Günter Wallraff

Lebensgeschichte

Die Lebensgeschichte GÜNTER WALLRAFFs begann am 1. Oktober 1942. An diesem Tag wurde er als Sohn eines Ford-Arbeiters und einer Fabrikantentochter in Burscheid geboren. Nach dem Besuch des Gymnasiums erhielt er eine Ausbildung als Buchhändler. Schon in den 50er-Jahren begann er zu schreiben – zunächst Lyrik.
Trotz seiner Kriegsdienstverweigerung wurde er 1963 zur Bundeswehr einberufen, jedoch bald wegen seiner andauernden und radikalen Proteste als wehrdienstuntaugliche, „abnorme Persönlichkeit“ entlassen. Seine Erfahrungen aus dieser Zeit erschienen 1970 im Sammelband „Von einem der auszog und das Fürchten lernte “. In diesem Band verarbeitete er seine Zeit in der psychiatrischen Abteilung des Bundeswehrlazaretts Koblenz, in das er wegen seiner permanenten Waffendienst-Verweigerung eingewiesen worden war. Um in einer Umgebung, die ihn für verrückt hielt, nicht wirklich verrückt zu werden, führte er ein Tagebuch – auch mit dem Ziel, seine bitteren Erfahrungen eines Tages der Öffentlichkeit zugänglich machen zu können.
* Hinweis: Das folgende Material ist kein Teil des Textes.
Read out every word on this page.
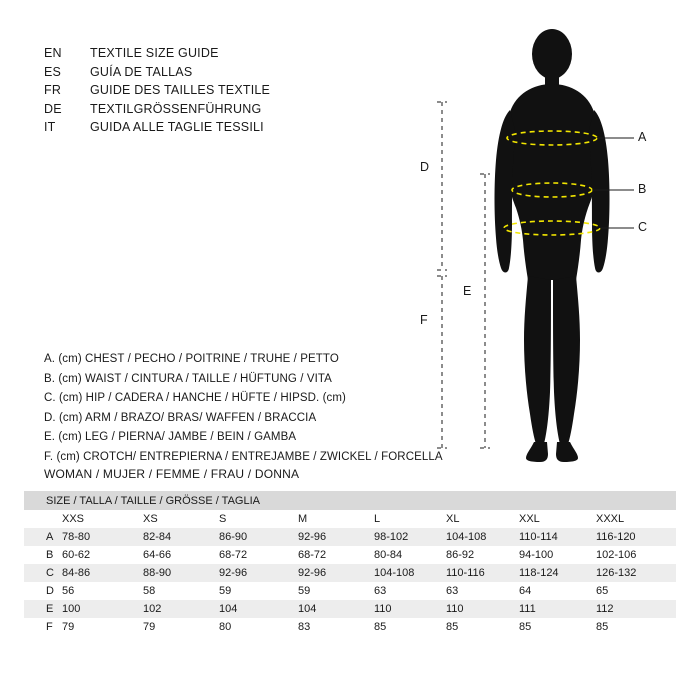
EN	TEXTILE SIZE GUIDE
ES	GUÍA DE TALLAS
FR	GUIDE DES TAILLES TEXTILE
DE	TEXTILGRÖSSENFÜHRUNG
IT	GUIDA ALLE TAGLIE TESSILI
A
B
C
D
E
F
A. (cm) CHEST / PECHO / POITRINE / TRUHE / PETTO
B. (cm) WAIST / CINTURA / TAILLE / HÜFTUNG / VITA
C. (cm) HIP / CADERA / HANCHE / HÜFTE / HIPSD. (cm)
D. (cm) ARM / BRAZO/ BRAS/ WAFFEN / BRACCIA
E. (cm) LEG / PIERNA/ JAMBE / BEIN / GAMBA
F. (cm) CROTCH/ ENTREPIERNA / ENTREJAMBE / ZWICKEL / FORCELLA
WOMAN / MUJER / FEMME / FRAU / DONNA
SIZE / TALLA / TAILLE / GRÖSSE / TAGLIA								
	XXS	XS	S	M	L	XL	XXL	XXXL
A	78-80	82-84	86-90	92-96	98-102	104-108	110-114	116-120
B	60-62	64-66	68-72	68-72	80-84	86-92	94-100	102-106
C	84-86	88-90	92-96	92-96	104-108	110-116	118-124	126-132
D	56	58	59	59	63	63	64	65
E	100	102	104	104	110	110	111	112
F	79	79	80	83	85	85	85	85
Die unfreiwillige Rolle als Psychiatriepatient wurde zum Schlüsselerlebnis und Ausgangspunkt für seine späteren literarischen Arbeiten.
In den Jahren 1964 und 1965 nahm er mehrere Jobs als Hilfsarbeiter in verschiedenen Industriebetrieben an und sammelte so Stoff für seine ersten Berichte. So wurde er in den 60er-Jahren durch seine kritischenIndustrie- und Betriebsreportagen sowie durch seine außergewöhnlichen Recherchemethoden bekannt. Immer wieder schlüpfte er in neue Rollen, um unter dem Deckmantel der Anonymität an brisante Informationen zu gelangen, die er – als der Journalist WALLRAFF – nie erhalten hätte. Das führte schließlich soweit, dass in den Chefetagen der betroffenen Unternehmen schon frühzeitig sogenannte „Wallraff-Steckbriefe“ verfasst wurden, mit denen die Personalbüros anderer Firmen vor dem „Einschleicher“ WALLRAFF gewarnt werden sollten.

WALLRAFF arbeitet inzwischen – nach einer Zeit als Redakteur bei der satirischen Zeitschrift „Pardon“ und einer anschließenden festen Mitarbeit bei der Hamburger Zeitschrift „konkret“ – seit fast 40 Jahren als freier Journalist und Schriftsteller in Köln.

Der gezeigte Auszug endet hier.